Bisnis.com, JAKARTA-- Paket Kebijakan Ekonomi tahap V yang direncanakan akan diumumkan pada Kamis (22/10) pukul 17.00 WIB mencakup aturan tentang revaluasi aset BUMN.
Seusai menandatangani nota kesepahaman dengan delegasi Denmark, Menteri Koordinator bidang Kemaritiman Rizal Ramli menuturkan paket kebijakan V berisi ide lama yang pernah dia tempuh saat menjabat Menteri Koordinator bidang Perekonomian pada kepemimpinan Presiden RI Ke-4 Abdurahman Wahid.
"Itu ide lama yang pernah saya lakukan, revaluasi aset," ujarnya di Kompleks Istana Kepresidenan, Kamis (22/10).
Rizal menuturkan pada 2000, PLN diminta untuk melakukan revaluasi aset.
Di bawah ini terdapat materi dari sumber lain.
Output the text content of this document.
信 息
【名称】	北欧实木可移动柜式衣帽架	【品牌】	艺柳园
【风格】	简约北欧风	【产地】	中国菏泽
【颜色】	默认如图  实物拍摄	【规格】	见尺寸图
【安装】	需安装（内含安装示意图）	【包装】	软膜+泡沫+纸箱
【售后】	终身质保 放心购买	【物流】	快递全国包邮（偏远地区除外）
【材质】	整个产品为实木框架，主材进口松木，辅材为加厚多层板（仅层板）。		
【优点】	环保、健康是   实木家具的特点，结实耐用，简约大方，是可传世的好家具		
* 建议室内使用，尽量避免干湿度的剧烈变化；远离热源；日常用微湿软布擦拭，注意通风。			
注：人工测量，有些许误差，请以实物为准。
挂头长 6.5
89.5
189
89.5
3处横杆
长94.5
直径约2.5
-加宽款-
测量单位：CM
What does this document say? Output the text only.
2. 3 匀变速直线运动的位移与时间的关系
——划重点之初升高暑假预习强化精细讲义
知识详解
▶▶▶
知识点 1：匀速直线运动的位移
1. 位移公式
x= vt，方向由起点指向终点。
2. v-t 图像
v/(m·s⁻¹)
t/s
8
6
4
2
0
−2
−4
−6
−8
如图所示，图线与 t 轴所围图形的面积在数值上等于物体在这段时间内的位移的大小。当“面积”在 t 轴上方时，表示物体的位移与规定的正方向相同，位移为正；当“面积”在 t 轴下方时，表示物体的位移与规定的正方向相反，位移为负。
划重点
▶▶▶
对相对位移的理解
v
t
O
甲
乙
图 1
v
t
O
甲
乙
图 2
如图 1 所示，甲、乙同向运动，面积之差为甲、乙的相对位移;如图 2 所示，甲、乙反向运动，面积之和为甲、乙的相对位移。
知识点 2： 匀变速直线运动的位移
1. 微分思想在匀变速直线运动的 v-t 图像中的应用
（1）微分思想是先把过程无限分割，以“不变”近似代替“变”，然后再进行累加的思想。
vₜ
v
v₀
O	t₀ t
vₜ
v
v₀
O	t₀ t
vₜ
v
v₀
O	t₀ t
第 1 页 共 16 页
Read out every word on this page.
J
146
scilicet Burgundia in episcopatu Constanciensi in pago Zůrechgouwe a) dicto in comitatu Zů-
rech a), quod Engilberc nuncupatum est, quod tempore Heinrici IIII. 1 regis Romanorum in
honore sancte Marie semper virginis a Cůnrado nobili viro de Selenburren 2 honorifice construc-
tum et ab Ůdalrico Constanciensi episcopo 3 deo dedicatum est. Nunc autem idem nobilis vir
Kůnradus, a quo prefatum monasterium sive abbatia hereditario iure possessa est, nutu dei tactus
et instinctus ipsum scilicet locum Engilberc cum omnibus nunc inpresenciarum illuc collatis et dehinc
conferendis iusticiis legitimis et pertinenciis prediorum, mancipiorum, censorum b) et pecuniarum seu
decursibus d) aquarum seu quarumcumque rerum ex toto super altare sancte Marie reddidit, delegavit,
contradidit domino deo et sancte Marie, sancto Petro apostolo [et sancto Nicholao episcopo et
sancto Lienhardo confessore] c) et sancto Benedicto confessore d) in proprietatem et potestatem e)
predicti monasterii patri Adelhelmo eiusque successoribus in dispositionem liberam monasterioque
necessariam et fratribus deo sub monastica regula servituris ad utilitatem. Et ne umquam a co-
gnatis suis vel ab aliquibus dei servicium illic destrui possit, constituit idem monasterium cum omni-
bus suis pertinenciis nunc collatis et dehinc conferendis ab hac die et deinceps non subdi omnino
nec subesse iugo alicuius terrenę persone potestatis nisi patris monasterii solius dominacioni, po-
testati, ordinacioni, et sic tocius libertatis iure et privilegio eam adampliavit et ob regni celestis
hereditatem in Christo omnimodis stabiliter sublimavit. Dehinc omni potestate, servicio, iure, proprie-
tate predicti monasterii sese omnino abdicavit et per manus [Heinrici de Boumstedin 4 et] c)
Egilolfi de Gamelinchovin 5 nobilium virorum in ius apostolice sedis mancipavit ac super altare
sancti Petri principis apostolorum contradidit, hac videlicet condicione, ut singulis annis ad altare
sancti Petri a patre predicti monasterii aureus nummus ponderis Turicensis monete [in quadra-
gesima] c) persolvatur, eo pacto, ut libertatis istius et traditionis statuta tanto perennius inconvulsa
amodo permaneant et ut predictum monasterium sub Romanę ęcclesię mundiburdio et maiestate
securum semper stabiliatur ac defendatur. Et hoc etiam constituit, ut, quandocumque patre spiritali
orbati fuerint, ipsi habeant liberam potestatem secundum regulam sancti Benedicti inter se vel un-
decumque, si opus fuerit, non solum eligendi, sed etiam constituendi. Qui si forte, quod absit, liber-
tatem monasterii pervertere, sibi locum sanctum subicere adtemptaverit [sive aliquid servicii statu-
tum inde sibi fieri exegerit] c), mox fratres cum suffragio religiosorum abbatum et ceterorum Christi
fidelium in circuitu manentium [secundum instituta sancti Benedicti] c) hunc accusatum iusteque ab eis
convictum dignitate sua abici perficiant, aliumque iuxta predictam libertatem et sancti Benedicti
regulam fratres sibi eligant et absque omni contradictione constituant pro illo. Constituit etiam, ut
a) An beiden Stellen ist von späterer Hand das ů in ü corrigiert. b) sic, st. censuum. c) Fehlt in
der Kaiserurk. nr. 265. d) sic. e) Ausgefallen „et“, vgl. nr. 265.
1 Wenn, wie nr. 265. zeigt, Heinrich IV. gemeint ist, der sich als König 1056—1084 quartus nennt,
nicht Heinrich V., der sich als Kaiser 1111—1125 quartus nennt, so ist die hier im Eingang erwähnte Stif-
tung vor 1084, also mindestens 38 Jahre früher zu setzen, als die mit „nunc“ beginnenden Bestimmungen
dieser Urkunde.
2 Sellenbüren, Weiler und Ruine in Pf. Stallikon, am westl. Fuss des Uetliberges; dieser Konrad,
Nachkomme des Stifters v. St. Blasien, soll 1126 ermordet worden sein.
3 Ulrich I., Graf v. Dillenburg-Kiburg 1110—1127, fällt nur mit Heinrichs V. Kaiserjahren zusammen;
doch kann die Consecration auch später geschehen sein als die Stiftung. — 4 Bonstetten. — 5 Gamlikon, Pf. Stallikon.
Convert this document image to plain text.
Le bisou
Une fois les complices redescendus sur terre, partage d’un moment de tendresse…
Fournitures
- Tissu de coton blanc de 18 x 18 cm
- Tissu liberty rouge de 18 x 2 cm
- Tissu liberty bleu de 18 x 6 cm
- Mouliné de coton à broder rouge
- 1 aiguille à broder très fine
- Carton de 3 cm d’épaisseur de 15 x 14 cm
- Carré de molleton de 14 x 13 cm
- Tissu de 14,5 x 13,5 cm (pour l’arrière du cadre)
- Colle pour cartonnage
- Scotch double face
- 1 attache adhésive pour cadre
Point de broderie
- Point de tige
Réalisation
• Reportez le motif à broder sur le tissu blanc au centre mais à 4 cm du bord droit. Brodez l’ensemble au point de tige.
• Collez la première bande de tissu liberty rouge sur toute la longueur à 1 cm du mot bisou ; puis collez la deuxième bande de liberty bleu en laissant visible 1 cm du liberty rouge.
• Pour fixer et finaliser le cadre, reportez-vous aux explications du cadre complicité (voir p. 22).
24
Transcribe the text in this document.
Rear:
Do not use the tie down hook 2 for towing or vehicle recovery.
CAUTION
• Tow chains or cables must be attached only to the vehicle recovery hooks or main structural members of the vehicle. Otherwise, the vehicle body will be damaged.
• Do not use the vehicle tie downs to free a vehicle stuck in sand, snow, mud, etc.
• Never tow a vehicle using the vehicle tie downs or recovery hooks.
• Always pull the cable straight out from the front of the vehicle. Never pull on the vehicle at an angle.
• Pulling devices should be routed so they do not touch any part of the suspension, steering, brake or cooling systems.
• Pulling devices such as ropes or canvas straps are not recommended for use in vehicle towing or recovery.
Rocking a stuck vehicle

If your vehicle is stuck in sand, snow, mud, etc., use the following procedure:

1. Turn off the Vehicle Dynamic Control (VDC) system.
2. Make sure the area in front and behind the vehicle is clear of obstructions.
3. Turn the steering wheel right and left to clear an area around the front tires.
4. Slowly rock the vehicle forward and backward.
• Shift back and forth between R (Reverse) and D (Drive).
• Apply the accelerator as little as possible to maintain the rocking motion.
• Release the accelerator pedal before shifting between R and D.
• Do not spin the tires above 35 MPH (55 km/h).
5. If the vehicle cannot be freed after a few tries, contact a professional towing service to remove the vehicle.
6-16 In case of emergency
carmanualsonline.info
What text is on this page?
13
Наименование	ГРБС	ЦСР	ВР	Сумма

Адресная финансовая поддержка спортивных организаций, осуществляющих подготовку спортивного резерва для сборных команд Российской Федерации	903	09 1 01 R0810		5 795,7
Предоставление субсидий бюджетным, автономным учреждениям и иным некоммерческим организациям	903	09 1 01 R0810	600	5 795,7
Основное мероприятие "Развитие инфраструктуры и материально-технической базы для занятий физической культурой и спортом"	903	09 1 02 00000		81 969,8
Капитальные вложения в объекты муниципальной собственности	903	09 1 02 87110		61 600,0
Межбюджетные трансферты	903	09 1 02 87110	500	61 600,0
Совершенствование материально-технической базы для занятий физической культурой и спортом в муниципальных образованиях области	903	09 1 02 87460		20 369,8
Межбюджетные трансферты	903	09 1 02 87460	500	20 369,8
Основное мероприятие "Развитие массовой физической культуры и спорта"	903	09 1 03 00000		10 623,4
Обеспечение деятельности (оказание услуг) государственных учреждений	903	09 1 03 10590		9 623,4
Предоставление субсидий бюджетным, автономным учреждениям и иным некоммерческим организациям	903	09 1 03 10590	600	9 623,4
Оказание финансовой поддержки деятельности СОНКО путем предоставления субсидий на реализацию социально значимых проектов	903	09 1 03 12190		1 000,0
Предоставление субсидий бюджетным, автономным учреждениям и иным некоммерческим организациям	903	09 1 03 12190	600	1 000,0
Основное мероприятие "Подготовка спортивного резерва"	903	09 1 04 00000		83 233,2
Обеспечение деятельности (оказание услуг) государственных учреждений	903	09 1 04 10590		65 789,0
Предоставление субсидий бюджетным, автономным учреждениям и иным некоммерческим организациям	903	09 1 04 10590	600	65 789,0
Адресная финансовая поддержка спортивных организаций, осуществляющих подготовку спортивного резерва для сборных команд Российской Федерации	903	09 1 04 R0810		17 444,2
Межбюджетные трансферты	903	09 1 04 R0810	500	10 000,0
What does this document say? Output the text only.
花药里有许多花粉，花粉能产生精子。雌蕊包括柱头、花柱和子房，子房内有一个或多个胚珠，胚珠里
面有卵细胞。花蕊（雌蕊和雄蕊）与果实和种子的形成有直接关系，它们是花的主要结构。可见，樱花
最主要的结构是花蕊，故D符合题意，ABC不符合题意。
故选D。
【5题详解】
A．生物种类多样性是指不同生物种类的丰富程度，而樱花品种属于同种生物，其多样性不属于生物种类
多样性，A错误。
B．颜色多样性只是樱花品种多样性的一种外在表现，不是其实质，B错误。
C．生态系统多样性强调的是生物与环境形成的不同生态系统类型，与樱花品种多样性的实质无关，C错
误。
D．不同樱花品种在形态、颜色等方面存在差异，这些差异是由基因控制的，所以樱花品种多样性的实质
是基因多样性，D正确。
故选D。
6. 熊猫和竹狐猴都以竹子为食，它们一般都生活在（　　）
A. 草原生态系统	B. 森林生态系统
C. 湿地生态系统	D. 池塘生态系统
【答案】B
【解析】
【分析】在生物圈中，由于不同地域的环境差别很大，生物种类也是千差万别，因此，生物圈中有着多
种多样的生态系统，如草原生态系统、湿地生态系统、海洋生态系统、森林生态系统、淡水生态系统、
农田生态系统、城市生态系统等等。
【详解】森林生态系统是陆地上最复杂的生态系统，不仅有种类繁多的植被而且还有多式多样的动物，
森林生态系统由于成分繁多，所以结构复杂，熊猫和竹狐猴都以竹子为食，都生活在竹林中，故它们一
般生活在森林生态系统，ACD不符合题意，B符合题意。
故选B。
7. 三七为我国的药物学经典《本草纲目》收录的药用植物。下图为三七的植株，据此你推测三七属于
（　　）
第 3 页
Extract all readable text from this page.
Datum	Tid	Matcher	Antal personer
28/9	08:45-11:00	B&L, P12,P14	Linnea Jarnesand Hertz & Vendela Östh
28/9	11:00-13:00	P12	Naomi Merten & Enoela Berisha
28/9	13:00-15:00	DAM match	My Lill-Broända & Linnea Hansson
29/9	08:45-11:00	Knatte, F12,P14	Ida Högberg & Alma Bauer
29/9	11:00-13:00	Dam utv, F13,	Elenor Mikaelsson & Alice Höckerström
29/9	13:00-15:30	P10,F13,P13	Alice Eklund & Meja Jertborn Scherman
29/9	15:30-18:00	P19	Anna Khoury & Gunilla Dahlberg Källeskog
Saat itu, BUMN kelistrikan tersebut nyaris bangkrut lantaran modal perusahaan tercatat minus Rp9 triliun dan aset sebesar Rp50 triliun.
"Mereka [PLN] minta uang dari negara, saya enggak mau. Saya minta laporan revaluasi aset, sehingga asetnya naik dari Rp50 triliun ke Rp200 triliun lebih. Kemudian sebagian saya masukan modal, dari minus Rp9 triliun, jadi Rp104 triliun," tuturnya.
Menurut Rizal, langkah revaluasi aset tersebut merupakan terobosan. Pasalnya, dalam sejarah BUMN, belum pernah sebuah perusahan plat merah diselamatkan tanpa suntikan uang negara.
Selain menyelamatkan BUMN dari kebangkrutan, lanjut Rizal, revaluasi aset juga berpotensi menambah penerimaan pajak dari selisih revaluasi.
"BUMN harus bayar pajak 30% dari selisih revaluasi. Artinya, 30% dari Rp150 triliun, itu Rp50 triliun. Sehingga walaupun dicicil dalam 7 tahun, negara punya sumber penerimaan pajak baru di luar yang biasa," imbuhnya.
Rizal menambahkan terobosan-terobosan tersebut perlu dilakukan dalam jumlah besar supaya ekonomi Indonesia bisa lebih cepat bangkit. "Tidak bisa dengan cara-cara tradisional," pungkasnya.
Dalam rapat koordinasi dengan jajaran direktur BUMN, Presiden Joko Widodo sempat menyinggung masalah revaluasi aset untuk membuat perusahaan plat merah di Tanah Air menjadi besar, lincah, dan kuat.
"Saya ingin agar BUMN-BUMN kita menjadi besar entah lewat revaluasi aset dan lain-lain, itu saya kira urusan menteri," pungkasnya.
Jokowi tidak ingin BUMN yang neraca keuangannya minus atau mencatat rugi terus menerus disuntik oleh negara, namun tidak menghasilkan berkontribusi besar bagi pembangunan nasional.